I Gusti Ketut Jelantik, Tokoh Kunci dalam Perang Puputan Bali
- https://dinsos.bulelengkab.go.id/uploads/konten/58-kisah-patih-i-gusti-ngurah-rai-bersama-jro-jempiring-dalam-perang-puputan-jagaraga.jpeg
Konflik antara Kerajaan Buleleng dan Belanda berakar pada beberapa isu, salah satunya adalah penolakan Belanda terhadap Hak Tawan Karang. Hak ini merupakan tradisi adat di Bali yang menyatakan bahwa kapal-kapal yang karam atau terdampar di wilayah perairan Bali menjadi hak milik raja setempat. Belanda, yang memiliki kepentingan perdagangan dan hegemoni, menuntut penghapusan hak ini dan pengakuan atas kekuasaan mereka.
I Gusti Ketut Jelantik, sebagai Patih Agung Buleleng sejak tahun 1828, dengan tegas menolak tuntutan Belanda tersebut.
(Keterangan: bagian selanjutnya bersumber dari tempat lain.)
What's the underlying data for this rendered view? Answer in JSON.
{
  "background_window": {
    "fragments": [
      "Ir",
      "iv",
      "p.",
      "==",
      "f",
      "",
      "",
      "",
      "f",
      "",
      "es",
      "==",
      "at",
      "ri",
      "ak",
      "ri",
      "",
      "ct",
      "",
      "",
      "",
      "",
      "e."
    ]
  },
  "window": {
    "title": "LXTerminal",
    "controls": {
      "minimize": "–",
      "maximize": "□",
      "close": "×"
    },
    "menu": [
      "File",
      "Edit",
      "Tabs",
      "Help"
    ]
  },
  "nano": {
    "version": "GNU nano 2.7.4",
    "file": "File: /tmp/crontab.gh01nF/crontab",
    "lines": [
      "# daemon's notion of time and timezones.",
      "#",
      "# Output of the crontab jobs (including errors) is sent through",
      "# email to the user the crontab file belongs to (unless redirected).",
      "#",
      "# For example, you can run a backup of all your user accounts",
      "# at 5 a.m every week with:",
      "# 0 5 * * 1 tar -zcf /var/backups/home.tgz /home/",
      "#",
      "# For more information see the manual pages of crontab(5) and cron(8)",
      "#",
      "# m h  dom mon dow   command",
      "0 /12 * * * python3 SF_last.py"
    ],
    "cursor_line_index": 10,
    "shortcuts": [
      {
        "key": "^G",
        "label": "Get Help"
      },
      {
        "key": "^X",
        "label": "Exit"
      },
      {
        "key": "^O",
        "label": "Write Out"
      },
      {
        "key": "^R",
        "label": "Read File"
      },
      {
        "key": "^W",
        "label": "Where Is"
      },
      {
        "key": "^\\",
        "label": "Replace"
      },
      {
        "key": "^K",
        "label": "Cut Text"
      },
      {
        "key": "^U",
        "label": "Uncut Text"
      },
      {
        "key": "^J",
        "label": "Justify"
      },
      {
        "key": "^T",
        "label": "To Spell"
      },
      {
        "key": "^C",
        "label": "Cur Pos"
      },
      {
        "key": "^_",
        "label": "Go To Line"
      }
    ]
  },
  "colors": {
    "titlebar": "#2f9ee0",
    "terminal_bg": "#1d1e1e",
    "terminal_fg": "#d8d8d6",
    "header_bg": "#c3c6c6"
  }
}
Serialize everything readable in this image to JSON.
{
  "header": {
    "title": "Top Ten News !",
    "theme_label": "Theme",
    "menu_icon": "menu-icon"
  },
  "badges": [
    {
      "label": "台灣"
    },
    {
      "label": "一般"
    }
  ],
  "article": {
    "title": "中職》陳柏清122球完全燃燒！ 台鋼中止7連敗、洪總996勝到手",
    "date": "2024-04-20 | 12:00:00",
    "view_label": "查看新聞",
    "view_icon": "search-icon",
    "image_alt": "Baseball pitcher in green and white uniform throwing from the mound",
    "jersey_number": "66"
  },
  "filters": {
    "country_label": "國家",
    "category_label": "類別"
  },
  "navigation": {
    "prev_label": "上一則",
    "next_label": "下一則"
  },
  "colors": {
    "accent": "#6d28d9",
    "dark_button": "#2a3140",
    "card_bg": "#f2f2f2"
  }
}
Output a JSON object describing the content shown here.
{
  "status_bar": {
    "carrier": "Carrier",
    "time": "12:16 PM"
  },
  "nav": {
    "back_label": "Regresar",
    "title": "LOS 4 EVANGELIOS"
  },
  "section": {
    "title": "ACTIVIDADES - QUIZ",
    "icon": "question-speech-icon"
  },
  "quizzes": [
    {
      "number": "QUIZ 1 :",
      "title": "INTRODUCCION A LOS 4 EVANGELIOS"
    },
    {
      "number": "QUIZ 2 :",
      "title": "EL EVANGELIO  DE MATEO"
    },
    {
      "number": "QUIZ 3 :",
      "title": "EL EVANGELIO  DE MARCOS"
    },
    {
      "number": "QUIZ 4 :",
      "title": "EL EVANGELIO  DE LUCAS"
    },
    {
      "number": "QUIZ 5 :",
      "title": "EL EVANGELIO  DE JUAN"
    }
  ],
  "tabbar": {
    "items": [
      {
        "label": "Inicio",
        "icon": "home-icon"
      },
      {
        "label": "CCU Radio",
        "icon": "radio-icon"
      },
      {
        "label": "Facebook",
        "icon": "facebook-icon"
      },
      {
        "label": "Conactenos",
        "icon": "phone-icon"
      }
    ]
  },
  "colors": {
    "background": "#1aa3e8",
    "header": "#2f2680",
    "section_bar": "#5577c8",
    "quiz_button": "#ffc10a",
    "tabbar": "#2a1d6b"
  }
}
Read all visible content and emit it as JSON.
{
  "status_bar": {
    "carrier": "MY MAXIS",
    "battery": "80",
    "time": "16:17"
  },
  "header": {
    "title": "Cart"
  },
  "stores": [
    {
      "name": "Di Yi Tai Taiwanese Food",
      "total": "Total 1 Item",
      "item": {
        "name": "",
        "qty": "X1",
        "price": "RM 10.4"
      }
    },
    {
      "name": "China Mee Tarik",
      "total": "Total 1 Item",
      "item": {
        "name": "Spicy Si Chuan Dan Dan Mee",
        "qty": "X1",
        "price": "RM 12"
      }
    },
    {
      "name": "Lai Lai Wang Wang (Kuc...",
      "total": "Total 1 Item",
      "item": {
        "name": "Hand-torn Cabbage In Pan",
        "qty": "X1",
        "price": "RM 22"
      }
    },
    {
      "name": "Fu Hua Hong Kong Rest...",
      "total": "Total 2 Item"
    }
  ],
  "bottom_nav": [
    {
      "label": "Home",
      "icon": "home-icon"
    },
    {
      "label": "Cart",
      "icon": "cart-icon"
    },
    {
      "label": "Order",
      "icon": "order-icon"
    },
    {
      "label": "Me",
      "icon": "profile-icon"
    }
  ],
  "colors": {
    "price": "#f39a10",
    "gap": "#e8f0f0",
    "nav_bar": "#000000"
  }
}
Ia bahkan menyatakan tidak akan pernah mengakui kekuasaan Belanda dan lebih memilih untuk berperang daripada tunduk. Sikap inilah yang menjadi pemicu utama pecahnya Perang Bali.
Perang Jagaraga (Perang Bali II) dan Semangat Puputan:
Setelah Perang Bali I (1846) yang mengakibatkan jatuhnya Singaraja ke tangan Belanda, Raja Buleleng dan Patih Jelantik mundur ke Jagaraga. Di sinilah I Gusti Ketut Jelantik menunjukkan kehebatannya dalam menyusun strategi dan membangkitkan semangat perlawanan.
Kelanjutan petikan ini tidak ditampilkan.